Comme l’a rappelé très opportunément Pierre Lellouche, un attentat réussi reste un échec, et ça n’est pas polémiquer stérilement que de vouloir identifier les brèches par lesquelles les terroristes ont pu s’infiltrer. Pratiquant le déni avec une détermination qui aurait fait pâlir d’envie n’importe quel clandestin du KGB, M. Cazeneuve a persisté à rejeter toutes les critiques, toutes les remarques.

Y a pas eu de failles

Mieux, et alors que des familles de victimes assistaient à la séance, il s’est permis de vanter le succès et la pertinence de ses réformes, se gargarisant de chiffres (« 15 attentats déjoués/évités depuis 2013, dont 7 depuis janvier 2015. 271 procédures impliquant 1.183 individus »), comme s’il n’avait toujours pas compris que la lutte contre le terrorisme n’a rien à voir avec celle menée contre les narcotrafiquants ou les incendies de voitures. La notion d’effet politique du jihad semble échapper au « premier flic de France », ce qui, à en juger par certains entretiens que j’ai pu avoir depuis plus d’un an, n’est après tout pas si surprenant.

Un succès, on vous dit

Comme à son habitude, le ministre a nié les fautes tout en rejetant la responsabilité sur les autres.

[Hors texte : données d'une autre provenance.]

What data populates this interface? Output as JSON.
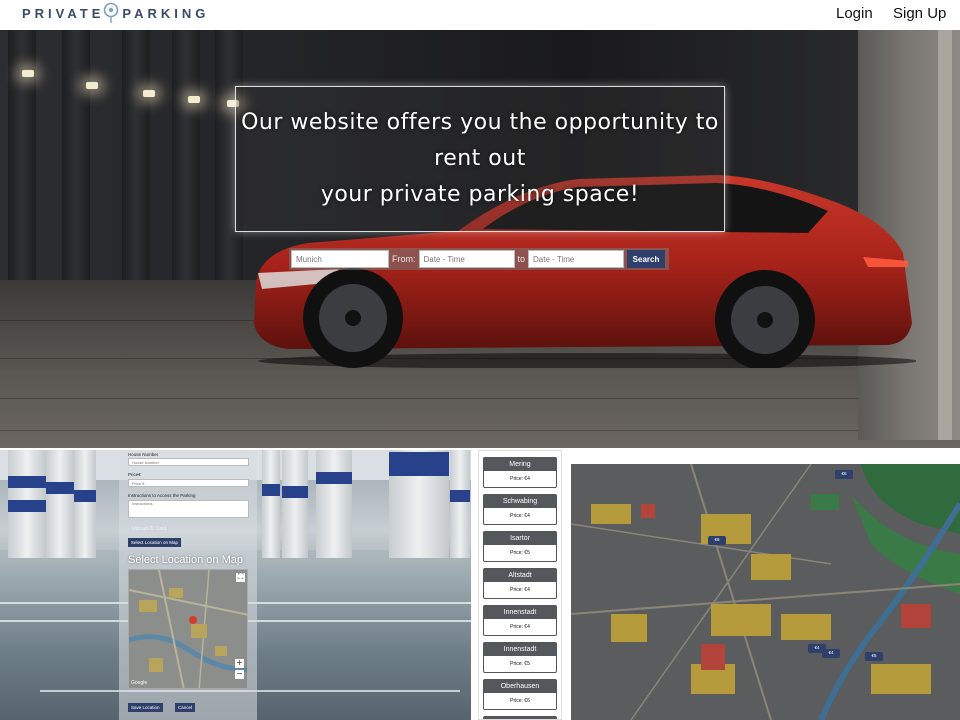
{
  "brand": {
    "left": "PRIVATE",
    "right": "PARKING",
    "logo_icon": "map-pin-icon"
  },
  "nav": {
    "login": "Login",
    "signup": "Sign Up"
  },
  "hero": {
    "line1": "Our website offers you the opportunity to",
    "line2": "rent out",
    "line3": "your private parking space!"
  },
  "search": {
    "location_placeholder": "Munich",
    "from_label": "From:",
    "from_placeholder": "Date - Time",
    "to_label": "to",
    "to_placeholder": "Date - Time",
    "button": "Search"
  },
  "form": {
    "house_number_label": "House Number",
    "house_number_placeholder": "House Number",
    "price_label": "Price€",
    "price_placeholder": "Price €",
    "instructions_label": "Instructions to Access the Parking",
    "instructions_placeholder": "Instructions",
    "upload_label": "Upload ID Card",
    "select_location_button": "Select Location on Map",
    "map_heading": "Select Location on Map",
    "zoom_in": "+",
    "zoom_out": "−",
    "map_attribution": "Google",
    "save_button": "Save Location",
    "cancel_button": "Cancel"
  },
  "listings": [
    {
      "name": "Mering",
      "price": "Price: €4"
    },
    {
      "name": "Schwabing",
      "price": "Price: €4"
    },
    {
      "name": "Isartor",
      "price": "Price: €5"
    },
    {
      "name": "Altstadt",
      "price": "Price: €4"
    },
    {
      "name": "Innenstadt",
      "price": "Price: €4"
    },
    {
      "name": "Innenstadt",
      "price": "Price: €5"
    },
    {
      "name": "Oberhausen",
      "price": "Price: €6"
    }
  ],
  "map_markers": [
    "€6",
    "€6",
    "€4",
    "€4",
    "€5"
  ],
  "colors": {
    "accent": "#2f3f6b",
    "card_header": "#54575b",
    "car_red": "#a8231a"
  }
}
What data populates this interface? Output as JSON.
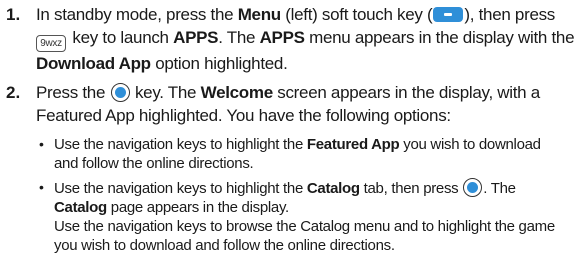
{
  "step1": {
    "num": "1.",
    "t1": "In standby mode, press the ",
    "b1": "Menu",
    "t2": " (left) soft touch key (",
    "t3": "), then press",
    "t4": " key to launch ",
    "b2": "APPS",
    "t5": ". The ",
    "b3": "APPS",
    "t6": " menu appears in the display with the",
    "b4": "Download App",
    "t7": " option highlighted.",
    "key_label": "9wxz"
  },
  "step2": {
    "num": "2.",
    "t1": "Press the ",
    "t2": " key. The ",
    "b1": "Welcome",
    "t3": " screen appears in the display, with a",
    "t4": "Featured App highlighted. You have the following options:"
  },
  "bullets": {
    "item1": {
      "t1": "Use the navigation keys to highlight the ",
      "b1": "Featured App",
      "t2": " you wish to download",
      "t3": "and follow the online directions."
    },
    "item2": {
      "t1": "Use the navigation keys to highlight the ",
      "b1": "Catalog",
      "t2": " tab, then press ",
      "t3": ". The",
      "b2": "Catalog",
      "t4": " page appears in the display.",
      "t5": "Use the navigation keys to browse the Catalog menu and to highlight the game",
      "t6": "you wish to download and follow the online directions."
    }
  },
  "icons": {
    "softkey": "menu-softkey-icon",
    "key9": "key-9-icon",
    "ok": "ok-key-icon"
  },
  "colors": {
    "accent": "#2f8fd8",
    "text": "#1a1a1a"
  }
}
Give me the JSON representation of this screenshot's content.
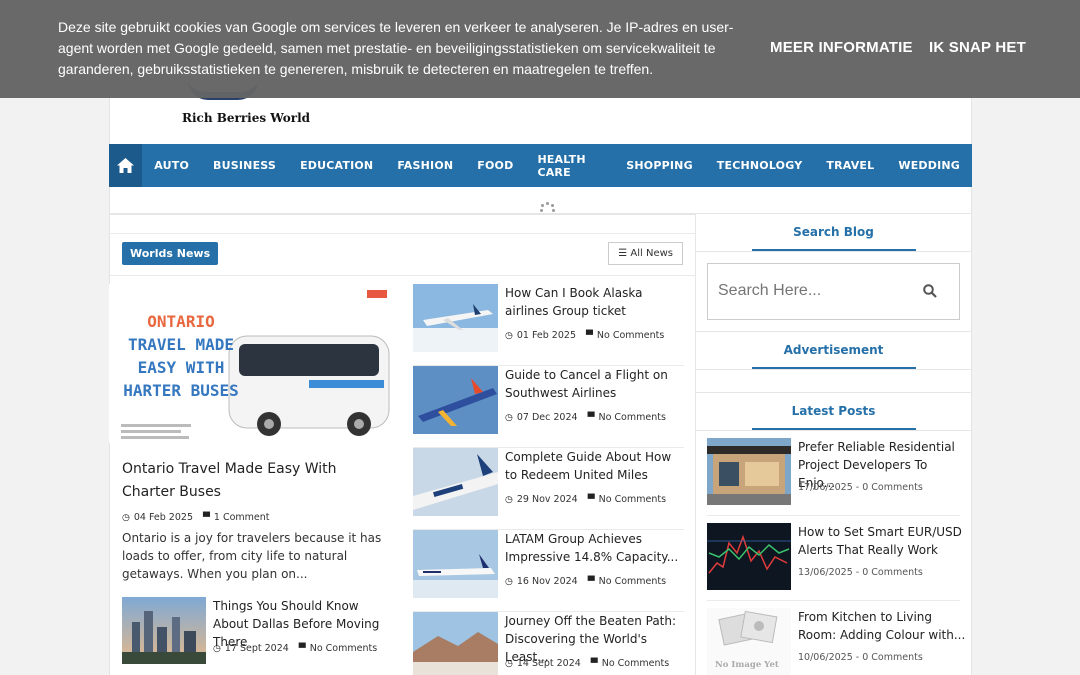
{
  "cookie": {
    "message": "Deze site gebruikt cookies van Google om services te leveren en verkeer te analyseren. Je IP-adres en user-agent worden met Google gedeeld, samen met prestatie- en beveiligingsstatistieken om servicekwaliteit te garanderen, gebruiksstatistieken te genereren, misbruik te detecteren en maatregelen te treffen.",
    "more_label": "MEER INFORMATIE",
    "ok_label": "IK SNAP HET"
  },
  "site": {
    "name": "Rich Berries World"
  },
  "nav": {
    "home_icon": "home-icon",
    "items": [
      "AUTO",
      "BUSINESS",
      "EDUCATION",
      "FASHION",
      "FOOD",
      "HEALTH CARE",
      "SHOPPING",
      "TECHNOLOGY",
      "TRAVEL",
      "WEDDING"
    ]
  },
  "section": {
    "badge": "Worlds News",
    "all_label": "All News"
  },
  "featured": {
    "image_text": [
      "ONTARIO",
      "TRAVEL MADE",
      "EASY WITH",
      "HARTER BUSES"
    ],
    "title": "Ontario Travel Made Easy With Charter Buses",
    "date": "04 Feb 2025",
    "comments": "1 Comment",
    "excerpt": "Ontario is a joy for travelers because it has loads to offer, from city life to natural getaways. When you plan on..."
  },
  "small_post": {
    "title": "Things You Should Know About Dallas Before Moving There",
    "date": "17 Sept 2024",
    "comments": "No Comments"
  },
  "list": [
    {
      "title": "How Can I Book Alaska airlines Group ticket",
      "date": "01 Feb 2025",
      "comments": "No Comments"
    },
    {
      "title": "Guide to Cancel a Flight on Southwest Airlines",
      "date": "07 Dec 2024",
      "comments": "No Comments"
    },
    {
      "title": "Complete Guide About How to Redeem United Miles",
      "date": "29 Nov 2024",
      "comments": "No Comments"
    },
    {
      "title": "LATAM Group Achieves Impressive 14.8% Capacity...",
      "date": "16 Nov 2024",
      "comments": "No Comments"
    },
    {
      "title": "Journey Off the Beaten Path: Discovering the World's Least...",
      "date": "14 Sept 2024",
      "comments": "No Comments"
    }
  ],
  "sidebar": {
    "search_title": "Search Blog",
    "search_placeholder": "Search Here...",
    "ad_title": "Advertisement",
    "latest_title": "Latest Posts",
    "latest": [
      {
        "title": "Prefer Reliable Residential Project Developers To Enjo...",
        "meta": "17/06/2025 - 0 Comments"
      },
      {
        "title": "How to Set Smart EUR/USD Alerts That Really Work",
        "meta": "13/06/2025 - 0 Comments"
      },
      {
        "title": "From Kitchen to Living Room: Adding Colour with...",
        "meta": "10/06/2025 - 0 Comments",
        "placeholder_text": "No Image Yet"
      }
    ]
  }
}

Il y a douze ou treize ans, les Pakistanais nous disaient « Il n’y a jamais eu de camps d’Al Qaïda sur notre territoire, et d’ailleurs nous les avons tous démantelés ». Aujourd’hui, le ministre français de l’Intérieur nous explique, sans aucun doute de sa fameuse voix blanche qui fait baisser les crues et pétrifie nos ennemis, que les failles qui n’existent pas sont le fait de l’Europe. Mieux, pratiquant la sophistique comme seuls savent le faire désormais les technocrates et les hommes de cabinet, il précise que les services de sécurité français n’ont pas à travailler sur « des étrangers à l’étranger ».

Une telle affirmation, sans doute destinée à impressionner M. Bourdin ou quelques députés peu au fait de cette activité complexe qu’est la lutte contre le jihadisme, est d’une misérable mauvaise foi. Au lieu de créer des structures dont personne ne comprend l’utilité (et auxquelles ne veut être affecté), le ministre pourrait se pencher sur les activités de la DGSI, un service dont l’ancêtre, la DST, n’a eu de cesse de, justement, travailler « à l’étranger sur des étrangers » (comme je l’ai écrit ici il y a quatre ans dans un billet qui, hélas, reste valable).

Ben oui

Oui, évidemment, bon Dieu, les services de sécurité français travaillent sur des étrangers à l’étranger, et ils coopèrent même avec des services de renseignement sans compétence judiciaire (oh, c’est mal). Ils le font parce qu’il le faut faire, parce que les réseaux jihadistes sont intrinsèquement transationaux, et que les policiers français valent mieux que leurs chefs. Les auteurs de formules fausses destinées à tromper les élus de la Nation devraient avoir honte, et on comprend mieux le désarroi de certains bureaux parisiens ou de proche banlieue à la lecture de telles fadaises.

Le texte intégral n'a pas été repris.